Abstract

Single-cell protein abundance is a fundamental type of information to characterize cell states. Due to high cost and technical barriers, however, direct quantification of proteins is difficult. Single-cell RNA sequencing (scRNA-seq) data, serving as a cost-effective substitute of single-cell proteomics, may not accurately reflect protein expression levels due to measurement error, noise, post-transcriptional and translational regulation, etc. The recently emerging single-cell multimodal omics data, e.g. CITE-seq and REAP-seq, can simultaneously profile RNA and protein abundances in single cells, providing labeled data for predictive modeling in a supervised learning framework. Deep neural network-based transfer learning method has been applied to imputation of surface protein abundances from single-cell transcriptomic data. However, it is unclear if the artificial neural network is the best model, and it is desirable to improve the prediction performance (e.g. accuracy, interpretability) of machine learning models.

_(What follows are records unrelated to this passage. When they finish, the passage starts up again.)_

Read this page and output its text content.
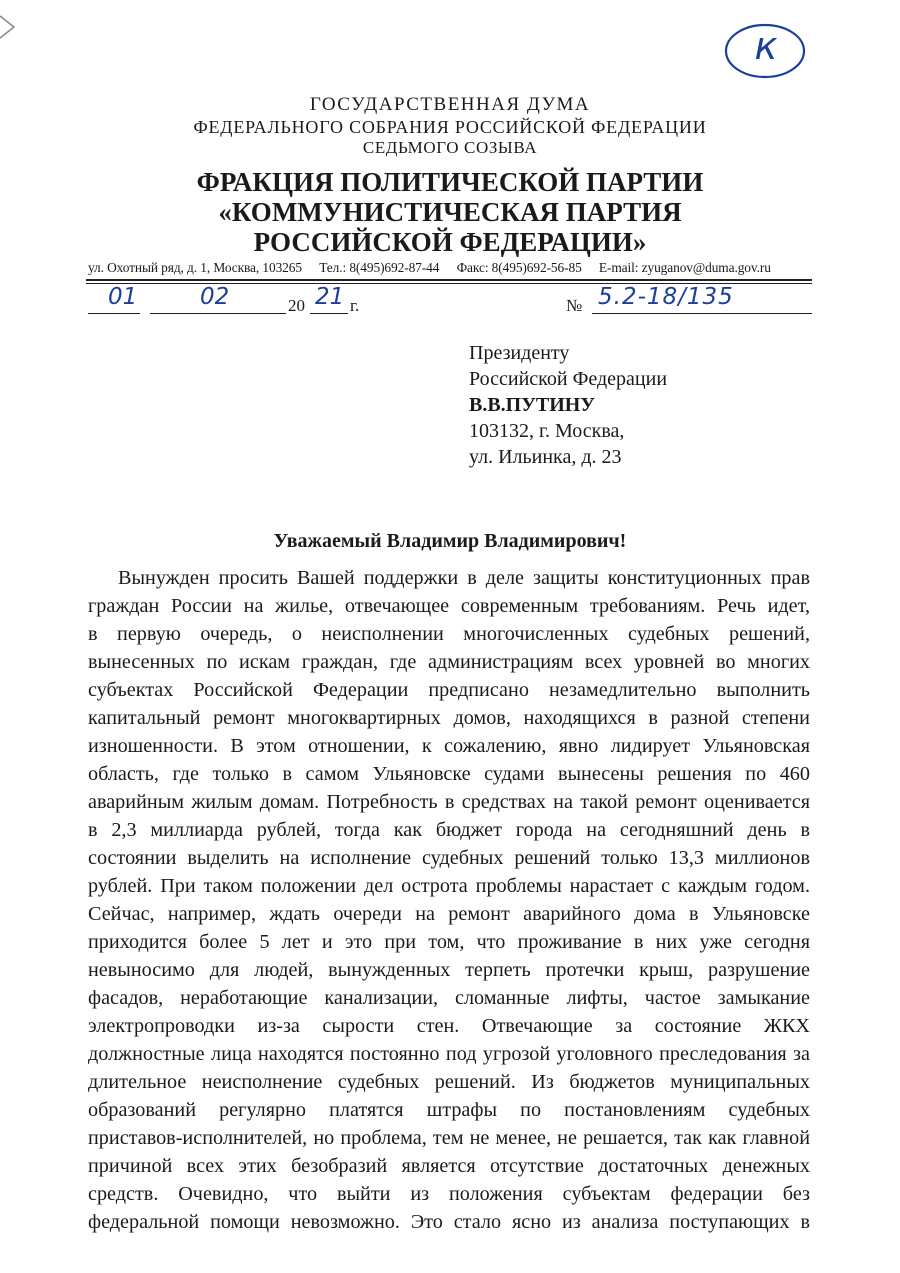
к
ГОСУДАРСТВЕННАЯ ДУМА
ФЕДЕРАЛЬНОГО СОБРАНИЯ РОССИЙСКОЙ ФЕДЕРАЦИИ
СЕДЬМОГО СОЗЫВА
ФРАКЦИЯ ПОЛИТИЧЕСКОЙ ПАРТИИ
«КОММУНИСТИЧЕСКАЯ ПАРТИЯ
РОССИЙСКОЙ ФЕДЕРАЦИИ»
ул. Охотный ряд, д. 1, Москва, 103265 Тел.: 8(495)692-87-44 Факс: 8(495)692-56-85 E-mail: zyuganov@duma.gov.ru
01	02	20 21 г.	№ 5.2-18/135
Президенту
Российской Федерации
В.В.ПУТИНУ
103132, г. Москва,
ул. Ильинка, д. 23
Уважаемый Владимир Владимирович!
Вынужден просить Вашей поддержки в деле защиты конституционных прав
граждан России на жилье, отвечающее современным требованиям. Речь идет,
в первую очередь, о неисполнении многочисленных судебных решений,
вынесенных по искам граждан, где администрациям всех уровней во многих
субъектах Российской Федерации предписано незамедлительно выполнить
капитальный ремонт многоквартирных домов, находящихся в разной степени
изношенности. В этом отношении, к сожалению, явно лидирует Ульяновская
область, где только в самом Ульяновске судами вынесены решения по 460
аварийным жилым домам. Потребность в средствах на такой ремонт оценивается
в 2,3 миллиарда рублей, тогда как бюджет города на сегодняшний день в
состоянии выделить на исполнение судебных решений только 13,3 миллионов
рублей. При таком положении дел острота проблемы нарастает с каждым годом.
Сейчас, например, ждать очереди на ремонт аварийного дома в Ульяновске
приходится более 5 лет и это при том, что проживание в них уже сегодня
невыносимо для людей, вынужденных терпеть протечки крыш, разрушение
фасадов, неработающие канализации, сломанные лифты, частое замыкание
электропроводки из-за сырости стен. Отвечающие за состояние ЖКХ
должностные лица находятся постоянно под угрозой уголовного преследования за
длительное неисполнение судебных решений. Из бюджетов муниципальных
образований регулярно платятся штрафы по постановлениям судебных
приставов-исполнителей, но проблема, тем не менее, не решается, так как главной
причиной всех этих безобразий является отсутствие достаточных денежных
средств. Очевидно, что выйти из положения субъектам федерации без
федеральной помощи невозможно. Это стало ясно из анализа поступающих в
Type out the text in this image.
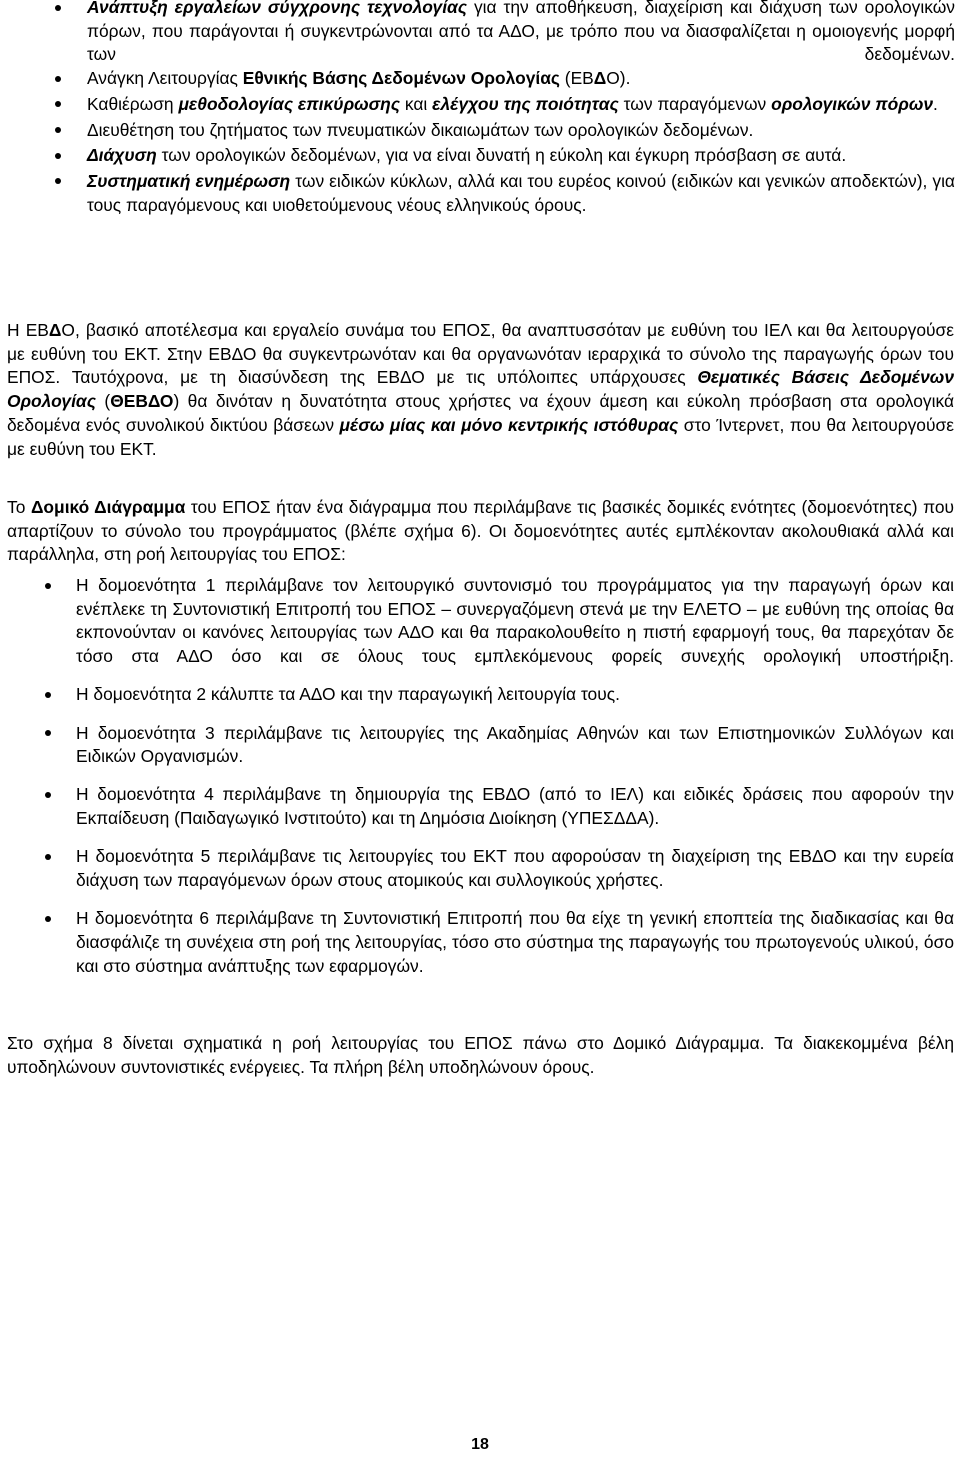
Ανάπτυξη εργαλείων σύγχρονης τεχνολογίας για την αποθήκευση, διαχείριση και διάχυση των ορολογικών πόρων, που παράγονται ή συγκεντρώνονται από τα ΑΔΟ, με τρόπο που να διασφαλίζεται η ομοιογενής μορφή των δεδομένων.
Ανάγκη Λειτουργίας Εθνικής Βάσης Δεδομένων Ορολογίας (ΕΒΔΟ).
Καθιέρωση μεθοδολογίας επικύρωσης και ελέγχου της ποιότητας των παραγόμενων ορολογικών πόρων.
Διευθέτηση του ζητήματος των πνευματικών δικαιωμάτων των ορολογικών δεδομένων.
Διάχυση των ορολογικών δεδομένων, για να είναι δυνατή η εύκολη και έγκυρη πρόσβαση σε αυτά.
Συστηματική ενημέρωση των ειδικών κύκλων, αλλά και του ευρέος κοινού (ειδικών και γενικών αποδεκτών), για τους παραγόμενους και υιοθετούμενους νέους ελληνικούς όρους.

Η ΕΒΔΟ, βασικό αποτέλεσμα και εργαλείο συνάμα του ΕΠΟΣ, θα αναπτυσσόταν με ευθύνη του ΙΕΛ και θα λειτουργούσε με ευθύνη του ΕΚΤ. Στην ΕΒΔΟ θα συγκεντρωνόταν και θα οργανωνόταν ιεραρχικά το σύνολο της παραγωγής όρων του ΕΠΟΣ. Ταυτόχρονα, με τη διασύνδεση της ΕΒΔΟ με τις υπόλοιπες υπάρχουσες Θεματικές Βάσεις Δεδομένων Ορολογίας (ΘΕΒΔΟ) θα δινόταν η δυνατότητα στους χρήστες να έχουν άμεση και εύκολη πρόσβαση στα ορολογικά δεδομένα ενός συνολικού δικτύου βάσεων μέσω μίας και μόνο κεντρικής ιστόθυρας στο Ίντερνετ, που θα λειτουργούσε με ευθύνη του ΕΚΤ.

Το Δομικό Διάγραμμα του ΕΠΟΣ ήταν ένα διάγραμμα που περιλάμβανε τις βασικές δομικές ενότητες (δομοενότητες) που απαρτίζουν το σύνολο του προγράμματος (βλέπε σχήμα 6). Οι δομοενότητες αυτές εμπλέκονταν ακολουθιακά αλλά και παράλληλα, στη ροή λειτουργίας του ΕΠΟΣ:

Η δομοενότητα 1 περιλάμβανε τον λειτουργικό συντονισμό του προγράμματος για την παραγωγή όρων και ενέπλεκε τη Συντονιστική Επιτροπή του ΕΠΟΣ – συνεργαζόμενη στενά με την ΕΛΕΤΟ – με ευθύνη της οποίας θα εκπονούνταν οι κανόνες λειτουργίας των ΑΔΟ και θα παρακολουθείτο η πιστή εφαρμογή τους, θα παρεχόταν δε τόσο στα ΑΔΟ όσο και σε όλους τους εμπλεκόμενους φορείς συνεχής ορολογική υποστήριξη.
Η δομοενότητα 2 κάλυπτε τα ΑΔΟ και την παραγωγική λειτουργία τους.
Η δομοενότητα 3 περιλάμβανε τις λειτουργίες της Ακαδημίας Αθηνών και των Επιστημονικών Συλλόγων και Ειδικών Οργανισμών.
Η δομοενότητα 4 περιλάμβανε τη δημιουργία της ΕΒΔΟ (από το ΙΕΛ) και ειδικές δράσεις που αφορούν την Εκπαίδευση (Παιδαγωγικό Ινστιτούτο) και τη Δημόσια Διοίκηση (ΥΠΕΣΔΔΑ).
Η δομοενότητα 5 περιλάμβανε τις λειτουργίες του ΕΚΤ που αφορούσαν τη διαχείριση της ΕΒΔΟ και την ευρεία διάχυση των παραγόμενων όρων στους ατομικούς και συλλογικούς χρήστες.
Η δομοενότητα 6 περιλάμβανε τη Συντονιστική Επιτροπή που θα είχε τη γενική εποπτεία της διαδικασίας και θα διασφάλιζε τη συνέχεια στη ροή της λειτουργίας, τόσο στο σύστημα της παραγωγής του πρωτογενούς υλικού, όσο και στο σύστημα ανάπτυξης των εφαρμογών.

Στο σχήμα 8 δίνεται σχηματικά η ροή λειτουργίας του ΕΠΟΣ πάνω στο Δομικό Διάγραμμα. Τα διακεκομμένα βέλη υποδηλώνουν συντονιστικές ενέργειες. Τα πλήρη βέλη υποδηλώνουν όρους.

18
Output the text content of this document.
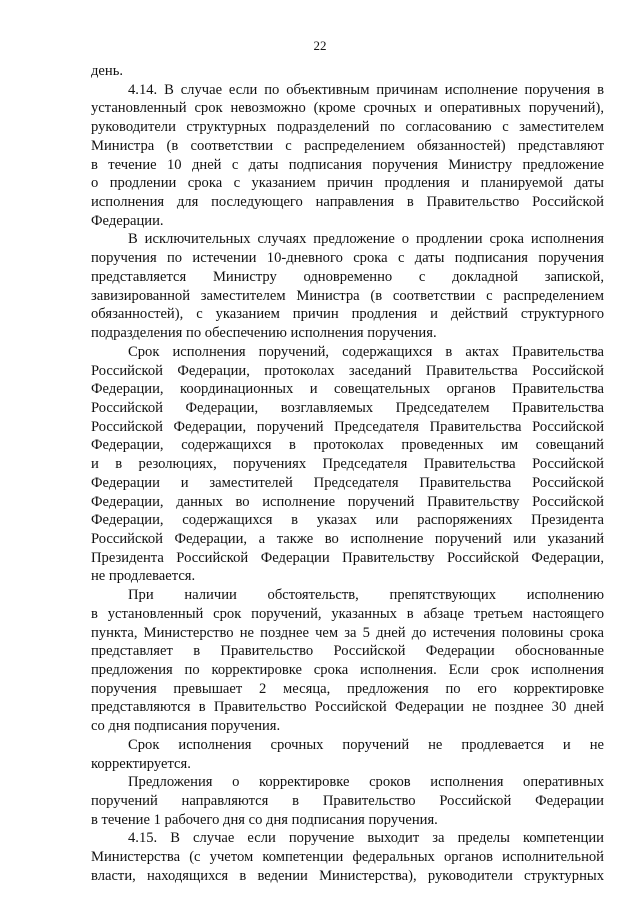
22
день.
4.14. В случае если по объективным причинам исполнение поручения в
установленный срок невозможно (кроме срочных и оперативных поручений),
руководители структурных подразделений по согласованию с заместителем
Министра (в соответствии с распределением обязанностей) представляют
в течение 10 дней с даты подписания поручения Министру предложение
о продлении срока с указанием причин продления и планируемой даты
исполнения для последующего направления в Правительство Российской
Федерации.
В исключительных случаях предложение о продлении срока исполнения
поручения по истечении 10-дневного срока с даты подписания поручения
представляется Министру одновременно с докладной запиской,
завизированной заместителем Министра (в соответствии с распределением
обязанностей), с указанием причин продления и действий структурного
подразделения по обеспечению исполнения поручения.
Срок исполнения поручений, содержащихся в актах Правительства
Российской Федерации, протоколах заседаний Правительства Российской
Федерации, координационных и совещательных органов Правительства
Российской Федерации, возглавляемых Председателем Правительства
Российской Федерации, поручений Председателя Правительства Российской
Федерации, содержащихся в протоколах проведенных им совещаний
и в резолюциях, поручениях Председателя Правительства Российской
Федерации и заместителей Председателя Правительства Российской
Федерации, данных во исполнение поручений Правительству Российской
Федерации, содержащихся в указах или распоряжениях Президента
Российской Федерации, а также во исполнение поручений или указаний
Президента Российской Федерации Правительству Российской Федерации,
не продлевается.
При наличии обстоятельств, препятствующих исполнению
в установленный срок поручений, указанных в абзаце третьем настоящего
пункта, Министерство не позднее чем за 5 дней до истечения половины срока
представляет в Правительство Российской Федерации обоснованные
предложения по корректировке срока исполнения. Если срок исполнения
поручения превышает 2 месяца, предложения по его корректировке
представляются в Правительство Российской Федерации не позднее 30 дней
со дня подписания поручения.
Срок исполнения срочных поручений не продлевается и не
корректируется.
Предложения о корректировке сроков исполнения оперативных
поручений направляются в Правительство Российской Федерации
в течение 1 рабочего дня со дня подписания поручения.
4.15. В случае если поручение выходит за пределы компетенции
Министерства (с учетом компетенции федеральных органов исполнительной
власти, находящихся в ведении Министерства), руководители структурных
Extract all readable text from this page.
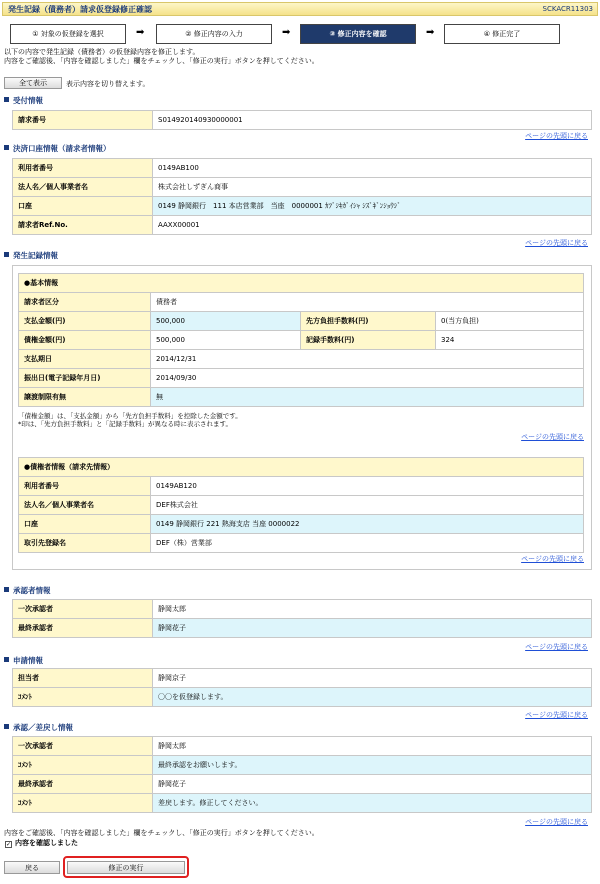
発生記録（債務者）請求仮登録修正確認	SCKACR11303
① 対象の仮登録を選択	➡	② 修正内容の入力	➡	③ 修正内容を確認	➡	④ 修正完了
以下の内容で発生記録（債務者）の仮登録内容を修正します。
内容をご確認後、「内容を確認しました」欄をチェックし、「修正の実行」ボタンを押してください。
全て表示	表示内容を切り替えます。
受付情報
請求番号	S014920140930000001
ページの先頭に戻る
決済口座情報（請求者情報）
利用者番号	0149AB100
法人名／個人事業者名	株式会社しずぎん商事
口座	0149 静岡銀行　111 本店営業部　当座　0000001 ｶﾌﾞｼｷｶﾞｲｼｬ ｼｽﾞｷﾞﾝｼｮｳｼﾞ
請求者Ref.No.	AAXX00001
ページの先頭に戻る
発生記録情報
●基本情報			
請求者区分	債務者		
支払金額(円)	500,000	先方負担手数料(円)	0(当方負担)
債権金額(円)	500,000	記録手数料(円)	324
支払期日	2014/12/31		
振出日(電子記録年月日)	2014/09/30		
譲渡制限有無	無		
「債権金額」は、「支払金額」から「先方負担手数料」を控除した金額です。
*印は、「先方負担手数料」と「記録手数料」が異なる時に表示されます。
ページの先頭に戻る
●債権者情報（請求先情報）	
利用者番号	0149AB120
法人名／個人事業者名	DEF株式会社
口座	0149 静岡銀行 221 熱海支店 当座 0000022
取引先登録名	DEF（株）営業部
ページの先頭に戻る
承認者情報
一次承認者	静岡太郎
最終承認者	静岡花子
ページの先頭に戻る
申請情報
担当者	静岡京子
ｺﾒﾝﾄ	〇〇を仮登録します。
ページの先頭に戻る
承認／差戻し情報
一次承認者	静岡太郎
ｺﾒﾝﾄ	最終承認をお願いします。
最終承認者	静岡花子
ｺﾒﾝﾄ	差戻します。修正してください。
ページの先頭に戻る
内容をご確認後、「内容を確認しました」欄をチェックし、「修正の実行」ボタンを押してください。
✓ 内容を確認しました
戻る	修正の実行
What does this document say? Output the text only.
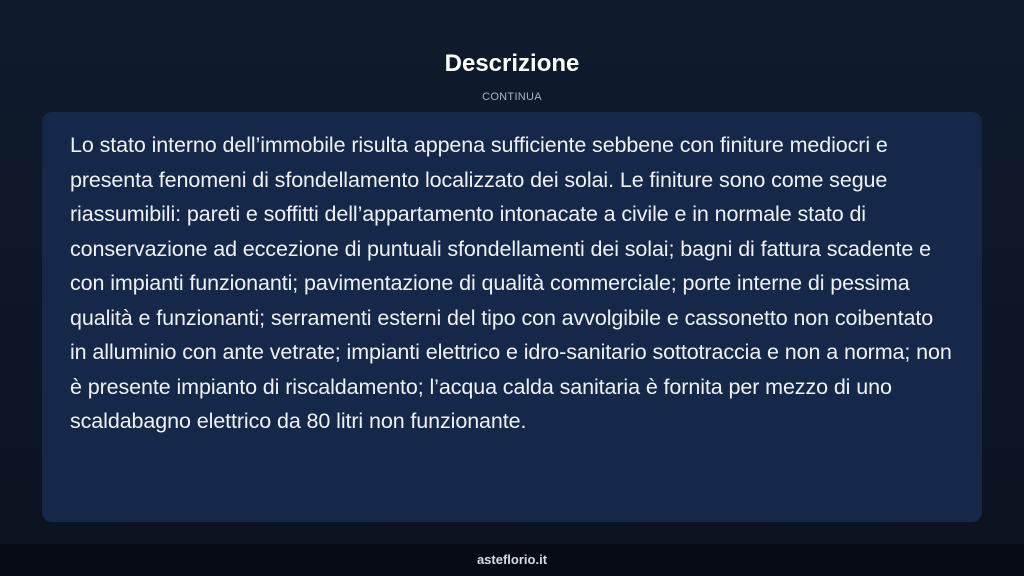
Descrizione
CONTINUA

Lo stato interno dell’immobile risulta appena sufficiente sebbene con finiture mediocri e presenta fenomeni di sfondellamento localizzato dei solai. Le finiture sono come segue riassumibili: pareti e soffitti dell’appartamento intonacate a civile e in normale stato di conservazione ad eccezione di puntuali sfondellamenti dei solai; bagni di fattura scadente e con impianti funzionanti; pavimentazione di qualità commerciale; porte interne di pessima qualità e funzionanti; serramenti esterni del tipo con avvolgibile e cassonetto non coibentato in alluminio con ante vetrate; impianti elettrico e idro-sanitario sottotraccia e non a norma; non è presente impianto di riscaldamento; l’acqua calda sanitaria è fornita per mezzo di uno scaldabagno elettrico da 80 litri non funzionante.

asteflorio.it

In this paper, we compared several tree-based ensemble learning methods with neural network models, and found that ensemble learning often performed better than neural network, and Random Forest (RF) performed the best overall. Moreover, we used the feature importance scores from RF to interpret biological mechanisms underlying the prediction. Our study demonstrates the effectiveness of ensemble learning for reliable protein abundances prediction using single-cell multimodal omics data, and paves the way for knowledge discovery by mining single-cell multi-omics data in large scale.